The Guilty Party
I complain all the time about housework and domestic drudgery, but if you really think about it, we totally have it made compared to our counterparts from centuries past. I mean, when’s the last time you had to haul your bathwater from a well and build a fire to heat it up, or beat your laundry on a rock?
We have machines to wash our clothes and our dishes, phones that are like little handheld computers (or, hell, phones and computers in general!), water that runs directly out of a tap and heats up on its own, even robotic vacuums that clean our floors without even having to push them. (Although I’m still not sure how one of those things would fare at my house; it would probably have to be an all-terrain vehicle to maneuver through the amount of debris lurking in my carpet.) Plus, we squeeze our extra flesh into Spanx instead of corsets, which are at least marginally more comfortable.
I mean, nobody needs fainting couches anymore, so there’s that.
But there’s one hardship we modern-day moms must endure that I’m pretty sure didn't plague the mothers of yesteryear: Mom Guilt. A mom from the past might have inwardly rolled her eyes at the occasional judgment from a meddling mother-in-law or spinster aunt, like, "Hrrrnph. It cold. Baby need more mammoth-skin," or “Dost thou truly think thy baby shouldst be crawling amongst the cinders of thy hearth?” But that’s nothing compared to what we’re put through; these days, we mothers have the entire Internet to tell us we’re doing it all wrong. All we have to do is sit in front of our screens for ten seconds and suddenly we’re bombarded with a plethora of reasons to feel like failures.
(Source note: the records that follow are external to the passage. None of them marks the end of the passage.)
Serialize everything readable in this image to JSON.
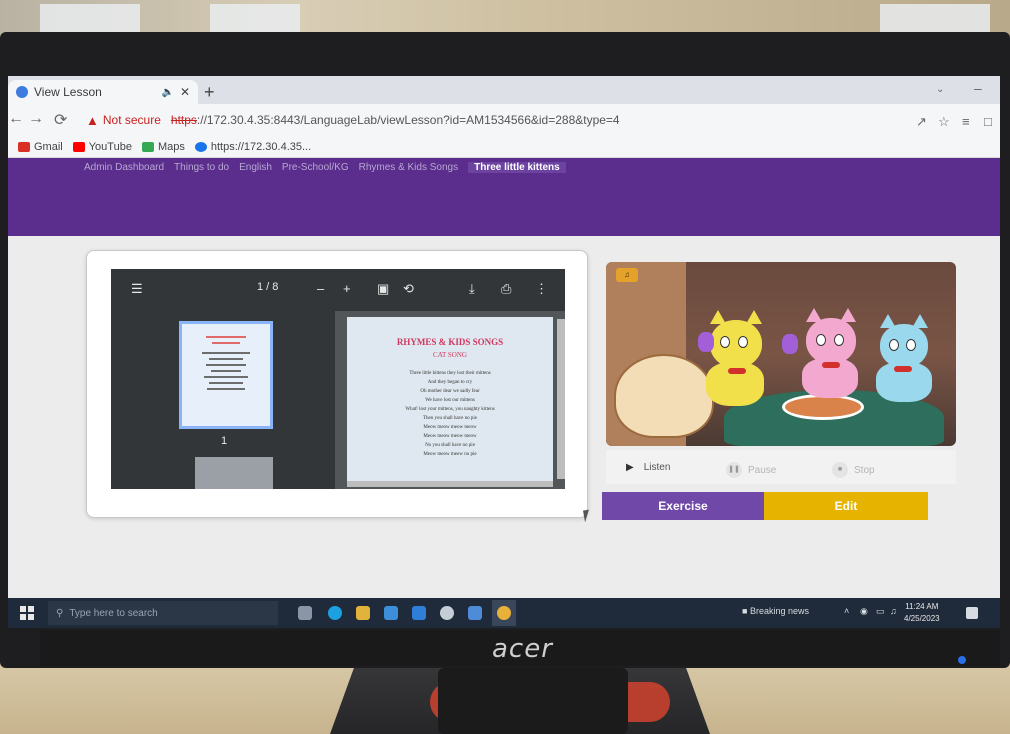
{
  "browser": {
    "tab_title": "View Lesson",
    "new_tab": "+",
    "address": {
      "warning": "Not secure",
      "url_scheme": "https",
      "url_rest": "://172.30.4.35:8443/LanguageLab/viewLesson?id=AM1534566&id=288&type=4"
    },
    "bookmarks": [
      {
        "label": "Gmail",
        "color": "#d93025"
      },
      {
        "label": "YouTube",
        "color": "#ff0000"
      },
      {
        "label": "Maps",
        "color": "#34a853"
      },
      {
        "label": "https://172.30.4.35...",
        "color": "#1a73e8"
      }
    ]
  },
  "page": {
    "breadcrumb": [
      "Admin Dashboard",
      "Things to do",
      "English",
      "Pre-School/KG",
      "Rhymes & Kids Songs",
      "Three little kittens"
    ],
    "pdf_viewer": {
      "page_indicator": "1 / 8",
      "thumbnail_page_number": "1",
      "doc_title": "RHYMES & KIDS SONGS",
      "doc_subtitle": "CAT SONG",
      "doc_lines": [
        "Three little kittens they lost their mittens",
        "And they began to cry",
        "Oh mother dear we sadly fear",
        "We have lost our mittens",
        "What! lost your mittens, you naughty kittens",
        "Then you shall have no pie",
        "Meow meow meow meow",
        "Meow meow meow meow",
        "No you shall have no pie",
        "Meow meow meow no pie"
      ]
    },
    "audio": {
      "listen_label": "Listen",
      "pause_label": "Pause",
      "stop_label": "Stop"
    },
    "buttons": {
      "exercise_label": "Exercise",
      "edit_label": "Edit"
    },
    "colors": {
      "header_purple": "#5b2d8c",
      "exercise_purple": "#6f48a8",
      "edit_yellow": "#e5b300"
    }
  },
  "taskbar": {
    "search_placeholder": "Type here to search",
    "news_label": "Breaking news",
    "time": "11:24 AM",
    "date": "4/25/2023"
  },
  "monitor": {
    "brand": "acer"
  }
}
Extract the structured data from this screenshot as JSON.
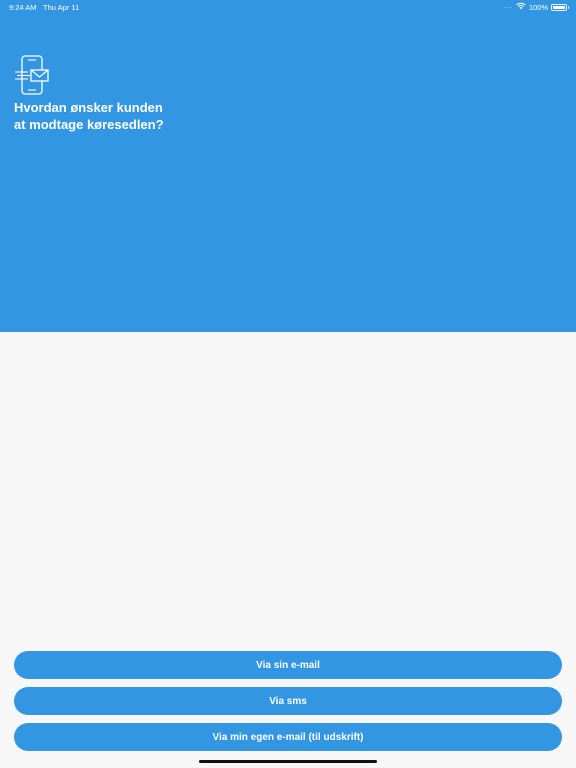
{
  "status_bar": {
    "time": "9:24 AM",
    "date": "Thu Apr 11",
    "battery": "100%",
    "signal_dots": "....",
    "battery_level": 1.0
  },
  "header": {
    "icon": "phone-email-icon",
    "title_line1": "Hvordan ønsker kunden",
    "title_line2": "at modtage køresedlen?"
  },
  "options": {
    "email_label": "Via sin e-mail",
    "sms_label": "Via sms",
    "own_email_label": "Via min egen e-mail (til udskrift)"
  },
  "colors": {
    "accent": "#3396e3",
    "background": "#f7f7f7",
    "text_on_accent": "#ffffff"
  }
}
At our fingertips, we've got access to all the information we could ever need about parenting – but determining what’s accurate is the tricky part. There are articles (upon articles, upon articles) written by parenting gurus who are, by all accounts, reliable sources and experts in their respective fields. The problem is, they all say different stuff. Stuff that directly contradicts the other “expert” article on the same topic that you just read ten minutes ago. Even more confusing are the innumerable scientific studies that prove – prove! – how much damage we’re doing with TV and smartphones and sugar and artificial colors and gender stereotypes and plastics and medications and non-organic food. It’s enough to make your head spin. Vaccinate your kids to keep dangerous childhood diseases at bay (helloooooo Disneyland measles outbreak!), but don’t vaccinate because you read somewhere that vaccines are linked to autism. Put sunscreen on them because if you don’t you’re a negligent parent – but buy sunscreen without those harmful parabens because if you don’t you’re a negligent parent. Discipline them firmly because disrespectful kids are what’s wrong with society today – but don’t spank them because that’s just cruel and what kind of a crappy parent are you?! Oh, but don’t yell or put them in time-out either; it's bad for their self-esteem. Don’t give them juice boxes or pouches because they can be moldy inside – give it to them in a plastic cup. But make sure the cup is BPA-free. But actually, don’t give them juice at all because it has too much sugar and sugar is the devil. Oh and so is gluten. What? You mean you're not feeding your family a Paleo diet?! Tsk. Your neighbor does. In an artfully-arranged Bento box.
This morning when I woke up I saw an article about why French kids are well-behaved. It immediately brought to mind other articles I've read - like the one about why French kids don't have ADHD (and if you've read my "Hugging a Butterfly" post, you'll know this is a sore subject with me) and why French parents are superior. Oh yeah, and apparently, French women don't get fat. They're too busy being better moms, I guess. Quelle surprise. Thanks a bucket, Internet.
I'm no expert by any means, but there's one thing that I've learned while raising four kids and writing about parenthood: good mothers (and fathers!) do the best they can. It's that simple. We know our kids like the backs of our hands, and if we make the choices that we think will benefit them the most, then we're winning at parenting. Yes, there will be minor fails - and some that feel more than minor - but as long as our decisions are made out of love, and concern for their well-being, they'll ultimately be okay. We need to compare less and listen to ourselves more, because nobody knows our children, our circumstances, our needs better than we do - and every family is unique. We need to trust in our ability to raise a family successfully. Silence the "noise" (a.k.a., the land of wildly varying opinions that is the Internet) and follow your parental instinct. That's what it's there for.
Whatever you do for your kids, do it because you love them. Do it because you know what's best. Not the "experts," not the "gurus," not the neighbors: YOU. Don't get so caught up in the details that you can't see the forest for the trees, so to speak. Make even the most difficult choices with confidence, because in the grand scheme of things, you're doing just fine.
Sure, the stakes sometimes feel insurmountably high. We all fear our children sobbing on a therapist's couch (or Jerry Springer's), talking about their ruined childhoods at the hands of incompetent parents. But if it were that easy to royally screw up a child, humans would have died out a long time ago. On the whole, we're a resilient species. Even if we eat gluten and watch too much TV.
And even if we don't happen to be French.